それでも、この予期せぬ出来事が私に教えてくれたことがあります。

自分の人生の主役は、自分自身だということ。
そして、今日をどう生きるかは、自分で選べるということ。

私は以前、人の目を気にし、周囲に合わせることのほうが安心だと思っていました。
しかし、今は違います。

2026年の私の毎日は、がんになる前よりも、深く、濃く、鮮やかです。

人生は長さではなく、どう生きるか。
その選択にこそ、力があると知りました。

The Moment of Diagnosis

診断という現実


3年前、胸のかゆみや乳輪の変化に気づきながらも、「よくあることかもしれない」と思い、普段通りの生活を送っていました。

しかし2年前、SNSで目にした乳がんのサインの記事をきっかけに検査を受け、告げられたのは乳がんステージ4という結果でした。キャリアも人生もこれからという時期に、私の世界は一瞬で変わりました。

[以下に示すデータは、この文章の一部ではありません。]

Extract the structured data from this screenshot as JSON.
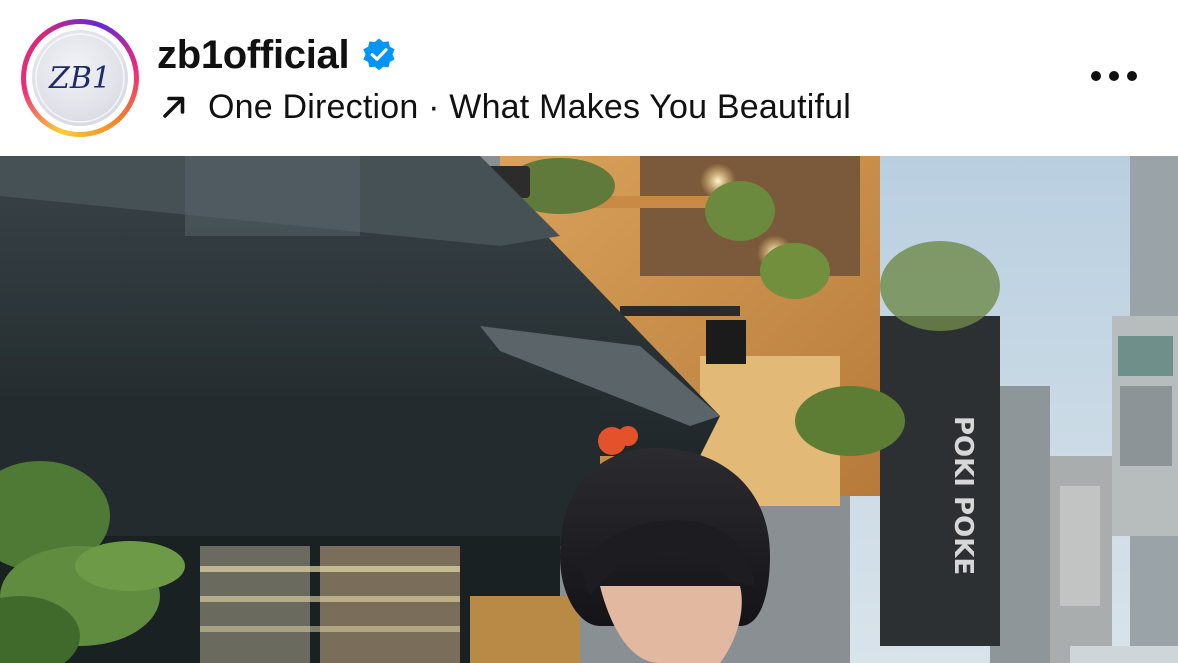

治療は抗がん剤ではなく、分子標的薬とホルモン療法から始まりました。

女性ホルモンを抑える治療により、妊娠ができないことや更年期症状などの副作用も伴います。薬は耐性が生じるたびに切り替わり、現在は最後のホルモン療法を続けています。

Navigating Treatment

治療と向き合う日々


治療は、身体だけでなく、心とも向き合う時間でした。

海外ではがんについて職場でもオープンに話されることが多い一方、日本では隠されがちで、私自身も患者同士のつながりや情報交換の場が少なく、孤独を感じて過ごしてきました。
この経験は個人的な出来事であると同時に、日本社会の在り方を映していると感じています。

同じように孤独を感じている女性たちが安心してつながれる場をつくりたい。
がんについてオープンに語れる社会を目指し、私はミセスユニバースファイナリストとして挑戦を続けています。

A Turning Point

転機


診断から2年近くが経った頃、心の奥にあった小さな想いが少しずつ形となり、行動に移す決心ができました。
その背中を最後に押してくれたのが、ミセスユニバースへの挑戦でした。

もし私の経験が、検診を後回しにしている誰かの一歩につながるなら。
そして「もう無理かもしれない」と感じている誰かに、もう一度前を向く勇気を届けられるなら。

だから私は、この経験を伝え続けたいと思っています。
どんな状況にあっても挑戦できることを、自らの姿で示していきたいと願っています。

Why I Speak Today

なぜ今、伝えるのか


私がこの経験を語るのは、同じ立場にある人が決して一人ではないと伝えたいからです。
乳がんという予期せぬ出来事で出会った私たちは、見知らぬ存在であっても、どこかで支え合える仲間になれると信じています。

安心してつながれるコミュニティをつくることも、私の大切な目標の一つです。
同じ想いを抱える方々と出会える日を心待ちにしています。

待っていて下さいね。

また、ご家族や周囲の方には、特別な言葉よりも「いつでも味方でいる」という想いを伝えてほしいと願っています。
支え合う関係の中にこそ、人が前を向く力が生まれると信じています。